Les idées de mon vaisseau : la chronique d’humeur g..k par excellence qui trouve que Céline Dion a beaucoup de rides, si l’on se fie à son annonce de St-Hubert
Parlant d’horreur…
Lire Maudits! dans le Métro a quelque chose de gênant, et ce, en raison de certains détails croustillants contenus dans le livre et dont les usagers pourraient lire comme ça, derrière notre dos.
Parce que lire Maudits! est un plaisir coupable, comme celui d’un kid qui regarderait pour la toute première fois un Friday the 13th ou un Sleepaway Camp sans la présence d’un adulte.
Si les États-Unis ont leur Jason ou leur Mike Myers, nous avons désormais notre Sergio, un désaxé qui, armé d’une machette et d’un harpon, terrorise la route 343 entre Joliette et Saint-Côme. Un balafré, crotté, «passionné» de harpons et de machettes.

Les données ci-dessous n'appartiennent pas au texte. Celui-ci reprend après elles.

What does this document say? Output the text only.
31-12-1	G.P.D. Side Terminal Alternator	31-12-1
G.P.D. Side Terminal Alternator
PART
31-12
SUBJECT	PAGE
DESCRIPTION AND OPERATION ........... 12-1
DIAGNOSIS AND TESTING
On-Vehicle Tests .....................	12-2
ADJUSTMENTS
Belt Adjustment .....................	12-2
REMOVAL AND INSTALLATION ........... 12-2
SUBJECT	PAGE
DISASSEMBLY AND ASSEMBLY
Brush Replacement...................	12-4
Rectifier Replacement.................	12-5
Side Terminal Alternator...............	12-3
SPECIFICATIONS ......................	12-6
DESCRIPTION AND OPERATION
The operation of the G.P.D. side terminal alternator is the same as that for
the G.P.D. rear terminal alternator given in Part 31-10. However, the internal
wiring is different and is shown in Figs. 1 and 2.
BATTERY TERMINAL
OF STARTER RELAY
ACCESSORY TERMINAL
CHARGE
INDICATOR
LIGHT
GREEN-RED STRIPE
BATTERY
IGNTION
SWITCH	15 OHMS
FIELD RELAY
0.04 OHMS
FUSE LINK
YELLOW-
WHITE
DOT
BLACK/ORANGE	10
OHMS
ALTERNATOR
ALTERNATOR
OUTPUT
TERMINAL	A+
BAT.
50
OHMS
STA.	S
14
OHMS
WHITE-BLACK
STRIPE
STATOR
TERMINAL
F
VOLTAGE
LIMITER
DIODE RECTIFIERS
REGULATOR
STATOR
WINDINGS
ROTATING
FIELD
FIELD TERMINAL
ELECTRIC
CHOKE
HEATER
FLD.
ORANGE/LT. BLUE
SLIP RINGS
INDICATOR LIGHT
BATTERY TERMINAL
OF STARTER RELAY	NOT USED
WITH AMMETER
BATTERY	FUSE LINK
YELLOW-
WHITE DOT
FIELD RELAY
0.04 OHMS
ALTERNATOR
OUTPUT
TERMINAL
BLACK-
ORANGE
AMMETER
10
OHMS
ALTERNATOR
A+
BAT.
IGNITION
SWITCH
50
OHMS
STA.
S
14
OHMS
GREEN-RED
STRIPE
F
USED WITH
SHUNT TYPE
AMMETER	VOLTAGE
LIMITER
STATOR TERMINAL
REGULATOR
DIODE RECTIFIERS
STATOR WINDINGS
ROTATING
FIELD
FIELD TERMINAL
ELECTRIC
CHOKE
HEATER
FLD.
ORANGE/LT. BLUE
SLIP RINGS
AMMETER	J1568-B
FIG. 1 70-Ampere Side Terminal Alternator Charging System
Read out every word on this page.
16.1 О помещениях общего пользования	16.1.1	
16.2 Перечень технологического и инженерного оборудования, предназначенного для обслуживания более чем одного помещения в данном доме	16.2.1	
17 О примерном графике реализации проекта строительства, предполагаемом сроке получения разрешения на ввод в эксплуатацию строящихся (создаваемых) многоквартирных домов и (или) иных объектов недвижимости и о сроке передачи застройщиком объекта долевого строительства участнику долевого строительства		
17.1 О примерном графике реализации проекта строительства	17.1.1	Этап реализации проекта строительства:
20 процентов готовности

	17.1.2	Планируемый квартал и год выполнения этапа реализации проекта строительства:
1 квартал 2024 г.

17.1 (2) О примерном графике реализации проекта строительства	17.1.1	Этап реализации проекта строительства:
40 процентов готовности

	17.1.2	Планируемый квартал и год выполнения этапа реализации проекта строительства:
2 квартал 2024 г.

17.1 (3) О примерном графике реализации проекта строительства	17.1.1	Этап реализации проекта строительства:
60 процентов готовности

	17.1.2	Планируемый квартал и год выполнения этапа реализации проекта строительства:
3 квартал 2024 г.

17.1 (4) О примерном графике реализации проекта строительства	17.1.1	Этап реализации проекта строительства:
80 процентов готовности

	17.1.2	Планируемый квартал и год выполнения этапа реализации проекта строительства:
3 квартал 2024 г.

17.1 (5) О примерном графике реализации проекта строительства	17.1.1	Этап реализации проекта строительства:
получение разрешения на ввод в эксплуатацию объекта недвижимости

Remercions chaleureusement l’écrivain Édouard H. Bond pour avoir mis au monde cet immonde personnage qu’est Sergio, qui roule dans un vieux Econoline en ruine et dont la plaque d’immatriculation est KIL 666… Cet homme, puisqu’il faut le considérer ainsi, va gâcher l’après-bal d’une bande de diplômés du secondaire.
Sur le coup, disons que ça sent un peu le cliché. Adolescents + boissons alcoolisées + « n’allez pas sur la 323 car elle est maudite » + le coup de la crevaison + psychopathe = généralement des scénarios classiques de films d’horreur.
Sauf que je ne peux épingler ça à l’œuvre de Bond. C’est seulement une impression qui dure une quarantaine de pages, pas plus. Parce que Bond, malgré les clichés, apporte du contenu à ses personnages, à ses ados attardés qui, contrairement aux ados dans les Friday the 13th, ont un vécu, des tourments, une nonchalance crasse face à la vie et ils l’assument.
Bref, ils ne sont pas parfaits. Ils sont des flasheurs, des poseurs, des mangeux d’poutine, grossiers, pas de classe et tout le reste. On est même presque content de les voir dans le trouble! Et Sergio…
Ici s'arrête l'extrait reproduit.